After the Ansible script is complete the MAAS install can be validated by viewing the MAAS UI. When we connected to the maasdev Vagrant machine the flags -- -L 8888:10.100.198.202:80 were added to the end of the vagrant ssh command. These flags inform Vagrant to expose port 80 on machine 10.100.198.202 as port 8888 on your local machine. Essentially, expose the MAAS UI on port 8888 on your local machine. To view the MAAS UI simply browser to http://localhost:8888/MAAS.
You can login to MAAS using the user name cord and the password cord.
Browse around the UI and get familiar with MAAS via documentation at http://maas.io
** WAIT **
Before moving on MAAS need to download boot images for Ubuntu. These are the files required to PXE boot additional servers. This can take several minutes. To view that status of this operation you can visit the URL http://localhost:8888/MAAS/images/. When the downloading of images is complete it is possible to go to the next step.
The proposed configuration for a CORD POD is has the following network configuration on the head node:
The Ansible scripts configure MAAS to support DHCP/DNS/PXE on the eth2 and mgmtbr interfaces.

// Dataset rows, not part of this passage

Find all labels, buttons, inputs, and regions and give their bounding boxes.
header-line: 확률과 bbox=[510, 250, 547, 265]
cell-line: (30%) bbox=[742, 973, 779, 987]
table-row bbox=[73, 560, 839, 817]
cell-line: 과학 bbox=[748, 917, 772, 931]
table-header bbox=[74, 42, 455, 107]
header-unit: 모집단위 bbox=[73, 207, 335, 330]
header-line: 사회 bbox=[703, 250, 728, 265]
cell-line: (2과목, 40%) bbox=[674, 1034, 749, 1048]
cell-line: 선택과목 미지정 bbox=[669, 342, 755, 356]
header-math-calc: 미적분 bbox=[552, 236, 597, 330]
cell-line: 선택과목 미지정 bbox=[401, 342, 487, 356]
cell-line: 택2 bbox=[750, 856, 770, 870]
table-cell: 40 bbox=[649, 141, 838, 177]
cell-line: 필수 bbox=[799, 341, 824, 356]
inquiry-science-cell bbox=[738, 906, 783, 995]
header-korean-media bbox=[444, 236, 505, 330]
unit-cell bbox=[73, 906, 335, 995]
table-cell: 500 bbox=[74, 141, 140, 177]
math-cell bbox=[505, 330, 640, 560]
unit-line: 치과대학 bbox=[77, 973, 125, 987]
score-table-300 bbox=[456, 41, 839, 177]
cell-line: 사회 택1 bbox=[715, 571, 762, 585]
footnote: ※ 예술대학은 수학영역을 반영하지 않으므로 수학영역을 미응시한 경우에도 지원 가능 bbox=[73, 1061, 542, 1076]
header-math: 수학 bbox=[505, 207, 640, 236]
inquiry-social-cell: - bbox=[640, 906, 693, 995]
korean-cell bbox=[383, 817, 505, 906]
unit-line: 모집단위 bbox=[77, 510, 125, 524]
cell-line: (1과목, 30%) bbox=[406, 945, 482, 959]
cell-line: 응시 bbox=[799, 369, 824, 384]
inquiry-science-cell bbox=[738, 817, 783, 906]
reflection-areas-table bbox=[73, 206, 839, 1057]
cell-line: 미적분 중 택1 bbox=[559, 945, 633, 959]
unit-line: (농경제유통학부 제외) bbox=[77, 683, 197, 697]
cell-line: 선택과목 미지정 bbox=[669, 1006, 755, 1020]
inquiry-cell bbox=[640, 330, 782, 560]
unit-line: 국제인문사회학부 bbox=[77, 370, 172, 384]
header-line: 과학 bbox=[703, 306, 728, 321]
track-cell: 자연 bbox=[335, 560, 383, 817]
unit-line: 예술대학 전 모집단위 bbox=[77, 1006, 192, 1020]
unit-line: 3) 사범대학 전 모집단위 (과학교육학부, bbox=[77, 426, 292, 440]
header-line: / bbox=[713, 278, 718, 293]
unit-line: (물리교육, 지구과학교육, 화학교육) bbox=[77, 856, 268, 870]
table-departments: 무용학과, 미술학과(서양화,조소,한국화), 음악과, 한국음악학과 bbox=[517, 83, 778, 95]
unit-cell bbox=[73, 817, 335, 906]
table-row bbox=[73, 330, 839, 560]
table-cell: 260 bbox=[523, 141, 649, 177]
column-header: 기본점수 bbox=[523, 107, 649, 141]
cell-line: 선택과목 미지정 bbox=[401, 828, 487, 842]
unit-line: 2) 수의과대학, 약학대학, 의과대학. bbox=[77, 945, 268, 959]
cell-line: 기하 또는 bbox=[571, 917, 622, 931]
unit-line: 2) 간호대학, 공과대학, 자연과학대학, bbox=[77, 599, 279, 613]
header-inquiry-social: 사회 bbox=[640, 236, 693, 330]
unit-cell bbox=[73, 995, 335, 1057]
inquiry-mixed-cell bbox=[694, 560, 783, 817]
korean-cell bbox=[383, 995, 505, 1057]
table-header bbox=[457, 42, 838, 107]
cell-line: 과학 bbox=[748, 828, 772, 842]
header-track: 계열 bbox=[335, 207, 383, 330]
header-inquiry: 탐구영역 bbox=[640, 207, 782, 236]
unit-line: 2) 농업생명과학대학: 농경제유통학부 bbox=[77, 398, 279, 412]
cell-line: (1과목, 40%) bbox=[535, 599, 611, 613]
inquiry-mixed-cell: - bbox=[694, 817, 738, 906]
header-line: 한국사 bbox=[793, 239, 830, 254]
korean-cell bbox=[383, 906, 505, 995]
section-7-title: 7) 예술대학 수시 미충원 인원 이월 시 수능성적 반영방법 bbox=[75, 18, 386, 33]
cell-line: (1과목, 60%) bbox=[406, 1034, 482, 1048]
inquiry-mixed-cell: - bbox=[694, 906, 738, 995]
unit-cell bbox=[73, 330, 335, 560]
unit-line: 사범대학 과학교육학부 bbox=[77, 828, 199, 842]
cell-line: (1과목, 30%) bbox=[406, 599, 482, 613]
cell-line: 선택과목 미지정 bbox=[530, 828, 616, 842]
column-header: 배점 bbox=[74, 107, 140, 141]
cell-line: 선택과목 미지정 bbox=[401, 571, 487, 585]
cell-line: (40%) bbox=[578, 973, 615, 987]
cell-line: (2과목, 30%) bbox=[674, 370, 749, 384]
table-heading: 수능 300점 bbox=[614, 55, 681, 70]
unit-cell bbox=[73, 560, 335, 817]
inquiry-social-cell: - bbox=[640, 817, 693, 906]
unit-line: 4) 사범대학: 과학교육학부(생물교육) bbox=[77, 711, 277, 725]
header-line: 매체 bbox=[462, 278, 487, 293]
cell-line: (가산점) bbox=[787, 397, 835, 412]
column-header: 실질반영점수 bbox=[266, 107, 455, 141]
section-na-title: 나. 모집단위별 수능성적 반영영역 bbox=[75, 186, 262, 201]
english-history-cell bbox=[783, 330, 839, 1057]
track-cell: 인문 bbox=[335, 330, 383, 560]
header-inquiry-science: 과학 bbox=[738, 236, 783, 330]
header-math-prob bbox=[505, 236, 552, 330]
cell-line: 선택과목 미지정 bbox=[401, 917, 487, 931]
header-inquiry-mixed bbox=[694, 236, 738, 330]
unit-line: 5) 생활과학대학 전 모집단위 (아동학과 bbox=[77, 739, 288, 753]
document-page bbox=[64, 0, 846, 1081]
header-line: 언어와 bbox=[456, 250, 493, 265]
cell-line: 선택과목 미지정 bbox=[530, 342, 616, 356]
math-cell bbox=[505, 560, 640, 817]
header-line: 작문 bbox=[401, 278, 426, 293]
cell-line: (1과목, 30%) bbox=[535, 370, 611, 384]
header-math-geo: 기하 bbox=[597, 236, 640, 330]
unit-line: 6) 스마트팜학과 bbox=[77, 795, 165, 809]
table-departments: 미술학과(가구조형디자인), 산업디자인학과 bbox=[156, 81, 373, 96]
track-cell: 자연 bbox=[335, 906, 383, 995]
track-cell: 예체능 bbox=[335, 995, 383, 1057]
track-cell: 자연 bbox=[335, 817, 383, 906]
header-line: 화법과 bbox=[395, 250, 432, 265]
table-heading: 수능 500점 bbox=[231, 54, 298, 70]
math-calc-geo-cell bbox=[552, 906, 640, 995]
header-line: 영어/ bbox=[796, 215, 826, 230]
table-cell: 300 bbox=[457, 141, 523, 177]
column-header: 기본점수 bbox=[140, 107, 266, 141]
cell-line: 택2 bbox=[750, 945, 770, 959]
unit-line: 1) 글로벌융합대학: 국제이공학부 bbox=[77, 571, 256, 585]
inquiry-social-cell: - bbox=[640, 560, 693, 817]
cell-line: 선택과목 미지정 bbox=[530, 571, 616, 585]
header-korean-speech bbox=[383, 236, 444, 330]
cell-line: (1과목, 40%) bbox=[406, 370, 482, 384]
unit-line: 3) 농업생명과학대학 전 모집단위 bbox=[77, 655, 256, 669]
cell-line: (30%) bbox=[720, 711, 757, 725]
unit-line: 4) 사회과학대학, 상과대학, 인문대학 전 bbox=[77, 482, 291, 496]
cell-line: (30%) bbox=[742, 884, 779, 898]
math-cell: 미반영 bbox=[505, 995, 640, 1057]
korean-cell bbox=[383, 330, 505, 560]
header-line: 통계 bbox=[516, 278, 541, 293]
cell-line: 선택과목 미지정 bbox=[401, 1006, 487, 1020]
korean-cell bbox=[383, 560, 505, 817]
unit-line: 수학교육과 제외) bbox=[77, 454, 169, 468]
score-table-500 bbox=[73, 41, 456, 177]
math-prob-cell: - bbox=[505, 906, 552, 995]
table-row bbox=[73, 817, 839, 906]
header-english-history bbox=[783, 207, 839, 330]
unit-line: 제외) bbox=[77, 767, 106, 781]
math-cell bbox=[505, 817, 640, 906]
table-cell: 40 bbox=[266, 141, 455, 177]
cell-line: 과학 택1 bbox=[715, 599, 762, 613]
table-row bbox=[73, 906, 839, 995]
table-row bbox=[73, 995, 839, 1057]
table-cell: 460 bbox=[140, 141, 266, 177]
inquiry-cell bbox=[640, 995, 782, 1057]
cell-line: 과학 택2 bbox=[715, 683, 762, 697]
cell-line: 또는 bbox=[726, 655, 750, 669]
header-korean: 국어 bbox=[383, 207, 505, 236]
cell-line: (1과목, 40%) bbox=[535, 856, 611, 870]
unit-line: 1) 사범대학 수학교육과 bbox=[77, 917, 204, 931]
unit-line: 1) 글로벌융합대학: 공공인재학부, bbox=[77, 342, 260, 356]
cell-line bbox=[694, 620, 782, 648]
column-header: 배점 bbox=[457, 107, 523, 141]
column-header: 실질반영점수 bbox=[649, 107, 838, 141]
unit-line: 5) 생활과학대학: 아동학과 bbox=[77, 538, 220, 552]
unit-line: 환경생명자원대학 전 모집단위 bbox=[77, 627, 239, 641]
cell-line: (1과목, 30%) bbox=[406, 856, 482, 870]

To create a compute node you use the following vagrant command. This command will create a VM that PXE boots to the interface on which the MAAS server is listening. This task is executed on your host machine and not in the development virtual machine.
vagrant up computenode
Vagrant will create a UI, which will popup on your screen, so that the PXE boot process of the compute node can be visually monitored. After an initial PXE boot of the compute node it will automatically be shutdown.
The compute node Vagrant machine it s bit different that most Vagrant machine because it is not created with a user account to which Vagrant can connect, which is the normal behavior of Vagrant. Instead the Vagrant files is configured with a dummy communicator which will fail causing the following error to be displayed, but the compute node Vagrant machine will still have been created correctly.
The requested communicator 'none' could not be found. Please verify the name is correct and try again.
The compute node VM will boot, register with MAAS, and then be shut off. After this is complete an entry for the node will be in the MAAS UI at http://localhost:8888/MAAS/#/nodes. It will be given a random hostname made up, in the Canonical way, of a adjective and an noun, such as popular-feast.cord.lab. The name will be different for everyone. The new node will be in the New state.
If you have properly configured power management for virtualbox (see below) the host will be automatically transitioned from New through the start of Comissioning and Acquired to Deployed.
Virtual box power management is implemented via helper scripts that SSH to the virtual box host and execute vboxmanage commands. For this to work The scripts must be configured with a username and host to utilize when SSHing and that account must allow SSH from the head node guest to the host using SSH keys such that no password entry is required.
To enable SSH key based login, assuming that VirtualBox is running on a Linux based system, you can copy the MAAS ssh public key from /var/lib/maas/.ssh/id_rsa.pub on the head known to your accounts authorized_keys files. You can verify that this is working by issuing the following commands from your host machine:
vagrant ssh headnode sudo su - maas ssh yourusername@host_ip_address
If you are able to accomplish these commands the VirtualBox power management should operate correctly.
Once the node is in the Deployed state, it will be provisioned for use in a CORD POD by the execution of an Ansible playbook.
Once the compute node is in the Deployed state and post deployment provisioning on the compute node is complete, this task is complete.